La pandemia por Covid-19 ha sido uno de esos catalizadores que, trastocando la vida cotidiana del mundo entero, ha dejado al descubierto vicios y problemas que veníamos acarreando y nos negábamos a abordar. La emergencia sanitaria ha forzado a desarrollar nuevas tecnologías y soluciones en el campo de la medicina, ha trastocado nuestro modo de comunicarnos, movernos y relacionarnos con los otros, ha transformado nuestro modo de trabajar, de consumir, de viajar y muchos de estos cambios forzados podrían conducir a nuevos sistemas más funcionales y eficaces para con la nueva realidad que se construye día con día como respuesta a la crisis global que vivimos.
Más allá de los cambios útiles pero superficiales que pudieran sostenerse una vez terminada la pandemia, como el uso de cubrebocas en el transporte público y concentraciones masivas, el perfeccionamiento de las vacunas y los sistemas para aplicarlas o nuevos protocolos para evitar infecciones, la crisis tras la Covid-19 ha sido tan amplia –el mundo entero–, tan profunda –se ha dejado sentir en prácticamente todos los ámbitos– y sostenida en el tiempo –cuando menos durará dos años– que ha dado lugar a una nueva problemática general que exige ser atendida de manera creativa y novedosa, pero sobre todo, inmediata.
Desde las legislaciones laborales que no consideran con seriedad las implicaciones del home-office, la necesidad de nuevos sistemas educativos, lo problemático de los modelos comerciales de viviendas sin las dimensiones y características apropiadas para familias que deberán hacer trabajo y educación desde casa, las dinámicas de consumo, sólo por citar unos cuantos ejemplos, son muchos los aspectos de la economía, la cultura y las interacciones sociales que se han visto trastocadas de forma imprevista.
Al mismo tiempo de ser la peor crisis global que se tenga noticia, la actual pandemia es también una oportunidad dorada para implementar nuevas ideas que cambien los sistemas obsoletos al grado de trastocar paradigmas muy asentados.

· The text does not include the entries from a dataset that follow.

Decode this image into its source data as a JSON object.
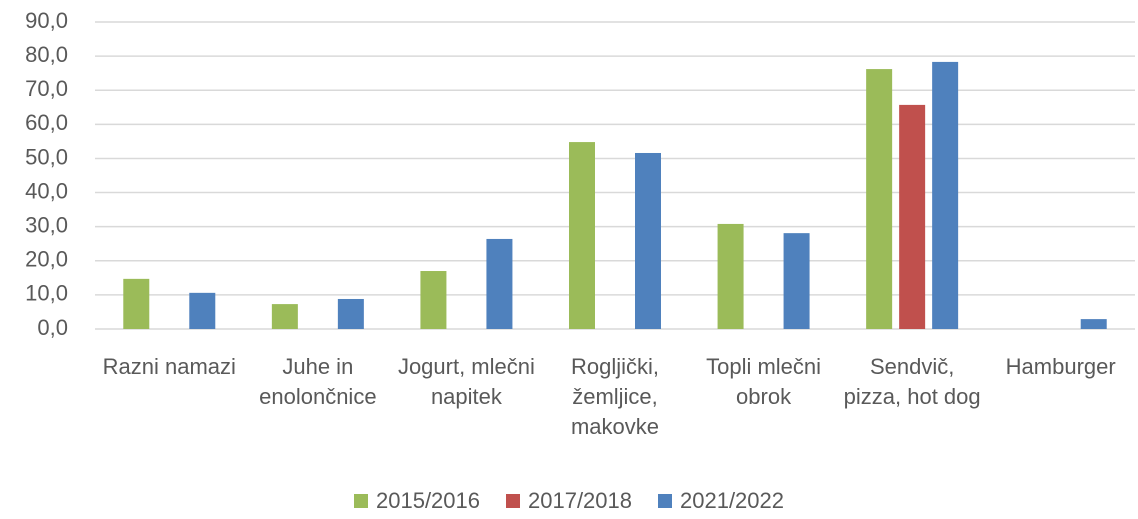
{
  "chart_data": {
    "type": "bar",
    "categories": [
      "Razni namazi",
      "Juhe in enolončnice",
      "Jogurt, mlečni napitek",
      "Rogljički, žemljice, makovke",
      "Topli mlečni obrok",
      "Sendvič, pizza, hot dog",
      "Hamburger"
    ],
    "series": [
      {
        "name": "2015/2016",
        "color": "#9bbb59",
        "values": [
          14.7,
          7.3,
          17.0,
          54.8,
          30.8,
          76.2,
          null
        ]
      },
      {
        "name": "2017/2018",
        "color": "#c0504d",
        "values": [
          null,
          null,
          null,
          null,
          null,
          65.7,
          null
        ]
      },
      {
        "name": "2021/2022",
        "color": "#4f81bd",
        "values": [
          10.6,
          8.8,
          26.4,
          51.6,
          28.1,
          78.3,
          2.9
        ]
      }
    ],
    "ylim": [
      0,
      90
    ],
    "yticks": [
      {
        "value": 0,
        "label": "0,0"
      },
      {
        "value": 10,
        "label": "10,0"
      },
      {
        "value": 20,
        "label": "20,0"
      },
      {
        "value": 30,
        "label": "30,0"
      },
      {
        "value": 40,
        "label": "40,0"
      },
      {
        "value": 50,
        "label": "50,0"
      },
      {
        "value": 60,
        "label": "60,0"
      },
      {
        "value": 70,
        "label": "70,0"
      },
      {
        "value": 80,
        "label": "80,0"
      },
      {
        "value": 90,
        "label": "90,0"
      }
    ],
    "grid": true,
    "legend": "bottom"
  }
}
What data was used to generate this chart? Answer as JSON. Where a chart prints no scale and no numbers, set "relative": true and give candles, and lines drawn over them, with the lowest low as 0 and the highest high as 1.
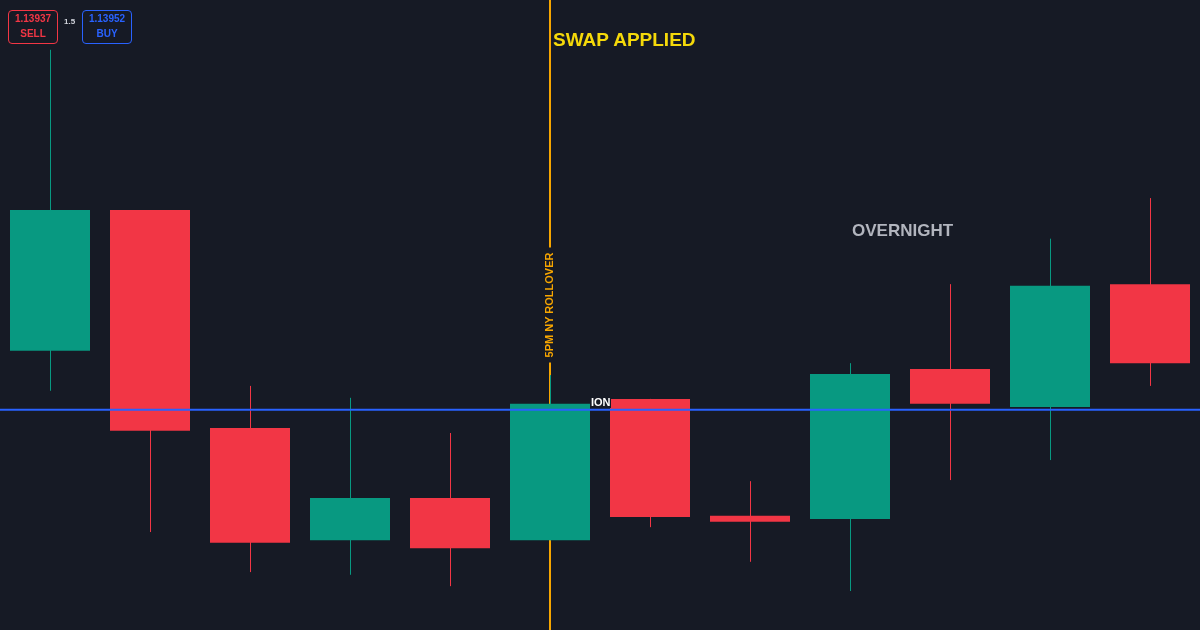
{
  "chart_data": {
    "type": "candlestick",
    "relative": true,
    "categories": [
      null,
      null,
      null,
      null,
      null,
      null,
      null,
      null,
      null,
      null,
      null,
      null
    ],
    "ohlc": [
      [
        0.444,
        1,
        0.37,
        0.704
      ],
      [
        0.704,
        0.704,
        0.109,
        0.296
      ],
      [
        0.301,
        0.379,
        0.035,
        0.089
      ],
      [
        0.094,
        0.357,
        0.03,
        0.172
      ],
      [
        0.172,
        0.292,
        0.009,
        0.079
      ],
      [
        0.094,
        0.399,
        0.094,
        0.346
      ],
      [
        0.355,
        0.355,
        0.118,
        0.137
      ],
      [
        0.139,
        0.203,
        0.054,
        0.128
      ],
      [
        0.133,
        0.421,
        0,
        0.401
      ],
      [
        0.41,
        0.567,
        0.205,
        0.346
      ],
      [
        0.34,
        0.651,
        0.242,
        0.564
      ],
      [
        0.567,
        0.726,
        0.379,
        0.421
      ]
    ],
    "colors": [
      "#089981",
      "#f23645",
      "#f23645",
      "#089981",
      "#f23645",
      "#089981",
      "#f23645",
      "#f23645",
      "#089981",
      "#f23645",
      "#089981",
      "#f23645"
    ],
    "ref_lines": [
      {
        "axis": "y",
        "value": 0.335,
        "color": "#2962ff"
      }
    ],
    "annotations": [
      "SWAP APPLIED",
      "OVERNIGHT",
      "ION",
      "1.13937",
      "SELL",
      "1.5",
      "1.13952",
      "BUY",
      "5PM NY ROLLOVER"
    ],
    "legend": false
  }
}
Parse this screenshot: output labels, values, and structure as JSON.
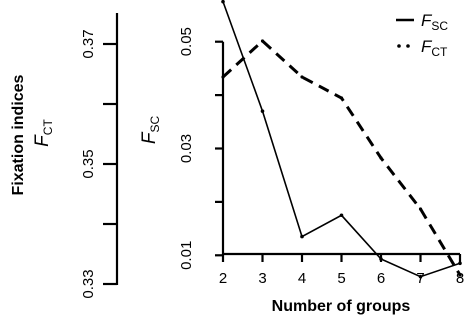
{
  "chart_data": {
    "type": "line",
    "x": [
      2,
      3,
      4,
      5,
      6,
      7,
      8
    ],
    "xlabel": "Number of groups",
    "xticks": [
      "2",
      "3",
      "4",
      "5",
      "6",
      "7",
      "8"
    ],
    "xlim": [
      2,
      8
    ],
    "left_axis": {
      "title_line1": "Fixation indices",
      "title_main": "F",
      "title_sub": "CT",
      "ylim": [
        0.33,
        0.375
      ],
      "ticks": [
        "0.33",
        "0.35",
        "0.37"
      ]
    },
    "right_axis": {
      "title_main": "F",
      "title_sub": "SC",
      "ylim": [
        0.005,
        0.055
      ],
      "ticks": [
        "0.01",
        "0.03",
        "0.05"
      ]
    },
    "series": [
      {
        "name": "F_SC",
        "legend_main": "F",
        "legend_sub": "SC",
        "style": "solid",
        "axis": "right",
        "values": [
          0.0575,
          0.037,
          0.0135,
          0.0175,
          0.0093,
          0.006,
          0.0085
        ]
      },
      {
        "name": "F_CT",
        "legend_main": "F",
        "legend_sub": "CT",
        "style": "dashed",
        "axis": "left",
        "values": [
          0.3645,
          0.3705,
          0.3645,
          0.361,
          0.351,
          0.3425,
          0.3315
        ]
      }
    ],
    "legend_position": "top-right",
    "grid": false
  }
}
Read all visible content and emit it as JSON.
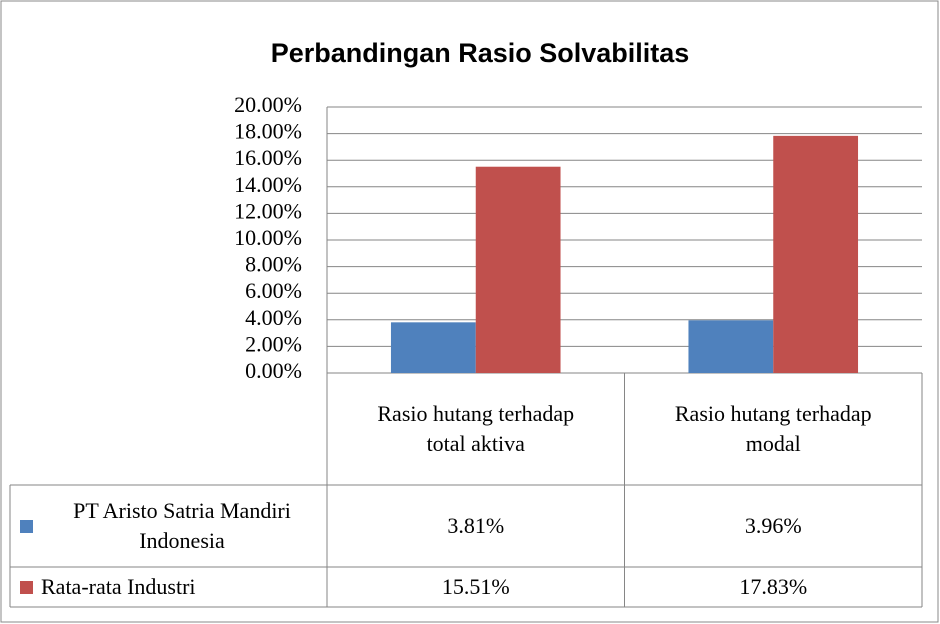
{
  "chart_data": {
    "type": "bar",
    "title": "Perbandingan Rasio Solvabilitas",
    "categories": [
      "Rasio hutang terhadap total aktiva",
      "Rasio hutang terhadap modal"
    ],
    "series": [
      {
        "name": "PT Aristo Satria Mandiri Indonesia",
        "color": "#4f81bd",
        "values": [
          3.81,
          3.96
        ],
        "value_labels": [
          "3.81%",
          "3.96%"
        ]
      },
      {
        "name": "Rata-rata Industri",
        "color": "#c0504d",
        "values": [
          15.51,
          17.83
        ],
        "value_labels": [
          "15.51%",
          "17.83%"
        ]
      }
    ],
    "ylim": [
      0,
      20
    ],
    "yticks": [
      {
        "value": 0,
        "label": "0.00%"
      },
      {
        "value": 2,
        "label": "2.00%"
      },
      {
        "value": 4,
        "label": "4.00%"
      },
      {
        "value": 6,
        "label": "6.00%"
      },
      {
        "value": 8,
        "label": "8.00%"
      },
      {
        "value": 10,
        "label": "10.00%"
      },
      {
        "value": 12,
        "label": "12.00%"
      },
      {
        "value": 14,
        "label": "14.00%"
      },
      {
        "value": 16,
        "label": "16.00%"
      },
      {
        "value": 18,
        "label": "18.00%"
      },
      {
        "value": 20,
        "label": "20.00%"
      }
    ],
    "grid": true,
    "data_table": true
  }
}
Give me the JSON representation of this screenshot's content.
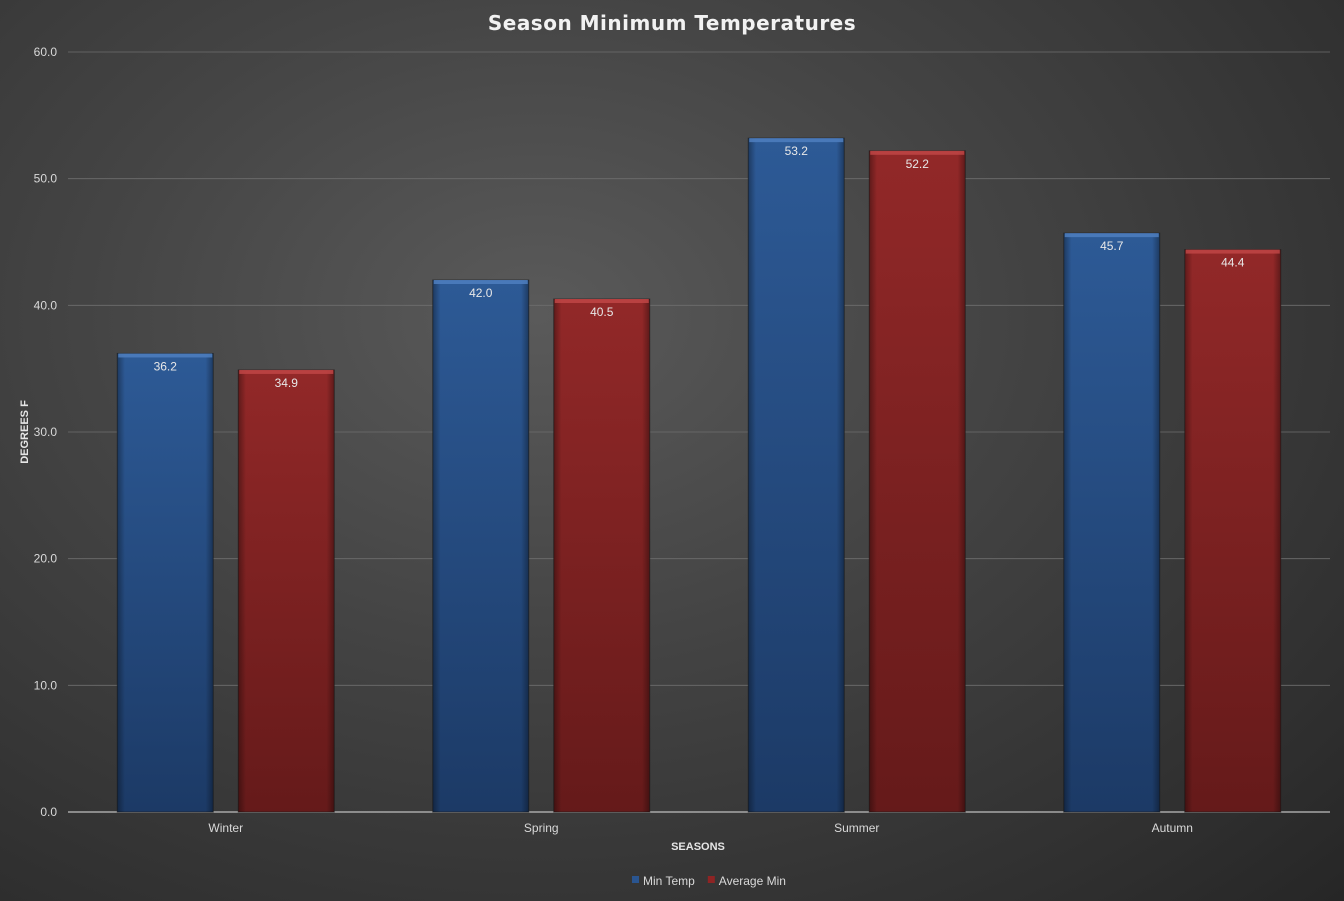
{
  "chart_data": {
    "type": "bar",
    "title": "Season Minimum Temperatures",
    "xlabel": "SEASONS",
    "ylabel": "DEGREES F",
    "categories": [
      "Winter",
      "Spring",
      "Summer",
      "Autumn"
    ],
    "series": [
      {
        "name": "Min Temp",
        "values": [
          36.2,
          42.0,
          53.2,
          45.7
        ],
        "color": "#2a5590"
      },
      {
        "name": "Average Min",
        "values": [
          34.9,
          40.5,
          52.2,
          44.4
        ],
        "color": "#8e2424"
      }
    ],
    "ylim": [
      0,
      60
    ],
    "yticks": [
      "0.0",
      "10.0",
      "20.0",
      "30.0",
      "40.0",
      "50.0",
      "60.0"
    ],
    "grid": true,
    "legend_position": "bottom"
  }
}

Resolver los grandes problemas de la humanidad requiere creatividad, pero no solamente. Muchas veces llevar a cabo el esfuerzo en el momentum –tiempo y circunstancia apropiada– consigue potenciar la velocidad de aceptación y la eficacia, porque consigue conectar la idea naciente con una necesidad inaplazable y real, muy lejos de las necesidades “inventadas” que suelen crearse a golpes de publicidad con el mero propósito de incrementar las ventas o sacar al mercado un nuevo producto del que se pretende controlar el nicho emergente.
Es aquí donde aquello de las “crisis son una oportunidad” deja de ser un tópico para convertirse en una coyuntura genuina. Como siempre sucede, la clave estará en el “cómo” estas nuevas ideas sean aplicadas, ya sea para intentar volver al mundo del pasado y reafirmar el statu quo vigente o para renovar los paradigmas y enfrentar los retos que nos pone enfrente el siglo XXI con con herramientas apropiadas para desafiarlos con esperanza real de mejora.